Best for: something stylistically similar to famous infographics, but sticking within the tools you may have access to at work.

Base R

The Trump stream graph data points were generated in R, but using R is only valid for half the battle (as the rest was in Tableau). The algorithm/mechanics behind the stream graph have been published as academic papers, and this has subsequently led to functions to create the graphs being built using base R  (i.e. no or very little extra package functions), such as this tutorial by Dorian Banutoiu which I followed. However, even if you are familiar with coding, brace yourself, and also tell the machine you're working on to brace itself if it's a laptop or a small PC.

base r generated fema

From end to end it's about 100 lines of code and importantly, does actually feature a way to output a data set which can be loaded into Tableau (as above), as well as being able to customise certain parameters of the stream graph which can affect the result. You'll notice that the axes are numbers, not years or counts, so further work should be done to make sense to humans. Within R, I found the script oddly temperamental (e.g. to generate plots in R to check the result), working for me one evening but not the next with no apparent changes made in between. Because of that, I've only generated the FEMA data for this one.

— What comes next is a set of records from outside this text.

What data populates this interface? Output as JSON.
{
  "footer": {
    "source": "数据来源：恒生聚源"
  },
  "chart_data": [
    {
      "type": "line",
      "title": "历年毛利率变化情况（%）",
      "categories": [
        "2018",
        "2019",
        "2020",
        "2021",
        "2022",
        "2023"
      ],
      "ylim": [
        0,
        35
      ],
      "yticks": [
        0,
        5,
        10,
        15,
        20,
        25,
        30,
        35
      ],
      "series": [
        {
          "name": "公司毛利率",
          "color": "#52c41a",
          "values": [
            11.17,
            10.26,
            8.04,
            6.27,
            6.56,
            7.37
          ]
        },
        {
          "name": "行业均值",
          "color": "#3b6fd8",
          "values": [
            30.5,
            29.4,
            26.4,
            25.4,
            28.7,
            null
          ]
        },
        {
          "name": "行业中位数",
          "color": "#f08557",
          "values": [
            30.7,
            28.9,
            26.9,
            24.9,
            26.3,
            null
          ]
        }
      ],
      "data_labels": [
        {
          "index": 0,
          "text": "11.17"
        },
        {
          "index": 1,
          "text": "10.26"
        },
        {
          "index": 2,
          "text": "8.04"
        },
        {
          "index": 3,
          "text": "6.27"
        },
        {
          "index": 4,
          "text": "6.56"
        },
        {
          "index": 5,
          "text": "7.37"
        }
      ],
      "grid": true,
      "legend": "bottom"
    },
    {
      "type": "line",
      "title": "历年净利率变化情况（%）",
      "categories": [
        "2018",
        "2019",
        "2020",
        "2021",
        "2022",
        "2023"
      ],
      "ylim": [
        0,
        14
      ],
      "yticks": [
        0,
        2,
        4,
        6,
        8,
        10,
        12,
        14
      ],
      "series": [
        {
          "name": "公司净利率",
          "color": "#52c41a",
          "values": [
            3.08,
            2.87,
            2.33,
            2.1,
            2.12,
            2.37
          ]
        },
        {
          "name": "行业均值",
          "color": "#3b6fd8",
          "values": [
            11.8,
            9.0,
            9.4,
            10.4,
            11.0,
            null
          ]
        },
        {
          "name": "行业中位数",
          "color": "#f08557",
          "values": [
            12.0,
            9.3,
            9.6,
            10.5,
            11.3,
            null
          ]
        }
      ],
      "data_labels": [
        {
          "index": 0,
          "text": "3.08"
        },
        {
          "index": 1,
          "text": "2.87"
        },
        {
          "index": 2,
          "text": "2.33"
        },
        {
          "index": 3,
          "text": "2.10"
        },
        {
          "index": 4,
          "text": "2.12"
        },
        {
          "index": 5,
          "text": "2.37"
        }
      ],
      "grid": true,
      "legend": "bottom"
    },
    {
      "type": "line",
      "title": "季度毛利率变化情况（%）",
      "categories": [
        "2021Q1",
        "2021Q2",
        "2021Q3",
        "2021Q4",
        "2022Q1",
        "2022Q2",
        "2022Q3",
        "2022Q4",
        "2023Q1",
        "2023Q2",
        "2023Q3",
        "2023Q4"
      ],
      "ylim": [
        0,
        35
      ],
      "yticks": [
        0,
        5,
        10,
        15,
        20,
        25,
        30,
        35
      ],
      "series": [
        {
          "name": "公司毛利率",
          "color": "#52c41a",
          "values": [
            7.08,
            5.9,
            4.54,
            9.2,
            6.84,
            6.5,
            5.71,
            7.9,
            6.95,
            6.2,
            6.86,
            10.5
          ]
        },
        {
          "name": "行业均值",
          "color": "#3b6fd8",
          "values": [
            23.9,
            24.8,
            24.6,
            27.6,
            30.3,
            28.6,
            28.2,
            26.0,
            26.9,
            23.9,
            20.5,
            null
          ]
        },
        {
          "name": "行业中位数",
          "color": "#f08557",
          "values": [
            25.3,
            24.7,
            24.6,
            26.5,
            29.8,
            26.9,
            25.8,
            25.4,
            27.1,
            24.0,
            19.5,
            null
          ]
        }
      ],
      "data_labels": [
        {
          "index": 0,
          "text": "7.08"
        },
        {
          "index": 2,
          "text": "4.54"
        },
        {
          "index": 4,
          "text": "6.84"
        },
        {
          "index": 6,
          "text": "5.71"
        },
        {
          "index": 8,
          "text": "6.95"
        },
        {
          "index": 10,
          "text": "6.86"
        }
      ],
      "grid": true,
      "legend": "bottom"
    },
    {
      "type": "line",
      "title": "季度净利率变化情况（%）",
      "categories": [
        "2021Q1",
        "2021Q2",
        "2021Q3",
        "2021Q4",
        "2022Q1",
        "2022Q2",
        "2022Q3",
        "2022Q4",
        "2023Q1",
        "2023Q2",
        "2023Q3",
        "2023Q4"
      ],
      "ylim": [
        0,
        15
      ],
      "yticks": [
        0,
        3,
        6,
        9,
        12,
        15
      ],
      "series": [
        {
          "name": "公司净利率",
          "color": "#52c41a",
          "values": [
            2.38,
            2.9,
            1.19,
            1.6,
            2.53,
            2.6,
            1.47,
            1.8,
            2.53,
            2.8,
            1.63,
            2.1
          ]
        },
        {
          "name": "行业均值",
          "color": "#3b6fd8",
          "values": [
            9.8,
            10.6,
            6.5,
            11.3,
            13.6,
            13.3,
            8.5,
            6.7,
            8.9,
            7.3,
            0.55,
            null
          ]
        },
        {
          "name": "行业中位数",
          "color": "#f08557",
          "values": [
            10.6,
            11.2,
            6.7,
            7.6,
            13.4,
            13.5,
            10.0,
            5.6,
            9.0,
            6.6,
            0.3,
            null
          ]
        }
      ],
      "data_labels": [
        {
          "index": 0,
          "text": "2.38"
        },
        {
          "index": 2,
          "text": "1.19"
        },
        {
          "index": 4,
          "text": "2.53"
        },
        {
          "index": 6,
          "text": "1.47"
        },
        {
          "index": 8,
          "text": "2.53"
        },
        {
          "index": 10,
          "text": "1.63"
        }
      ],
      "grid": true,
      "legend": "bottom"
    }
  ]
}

Best for: embedding something striking within a dashboard that you can add additional context and information to.

R streamgraphs

If you enable R:devtools you can access a lot of in-development content for R on GitHub and other repositories, including packages which call D3 libraries to generate complex charts. Bob Rudis has made one for stream graphs which, excepting data preparation (to get data into a tidy format), can generate one in less than five lines of code. Here's one with the FEMA data;

fema_d3_stream

And here's the same with the SPLC data.

splc d3 gif

Saying it only took a short time to code (since there is no formatting in these R plots except picking different colours) makes it sound simple but there were a few rides into WTH land as I experimented with the package. These are gifs to show the level of interactivity incorporated into the package's functions (label and # at the top left). Most people are probably thinking of something closest to this when they are thinking of a stream graph, and the interactivity of it is smooth. But it is no less essentially confined to a js file and all its peripherals, which makes these fine to add into markdown documents, but not something we can easily export the data or polygons to generate something similar in Tableau.

Best for: reports within something like Rmarkdown, Jupyter notebooks or Shiny apps; D3 also supplies the custom visuals in Power BI, and can be used as an extension in Tableau.

I hope this review has given you a bit of information about the different ways you can generate stream graphs for your data visualisation - if you have any comments then please let me know.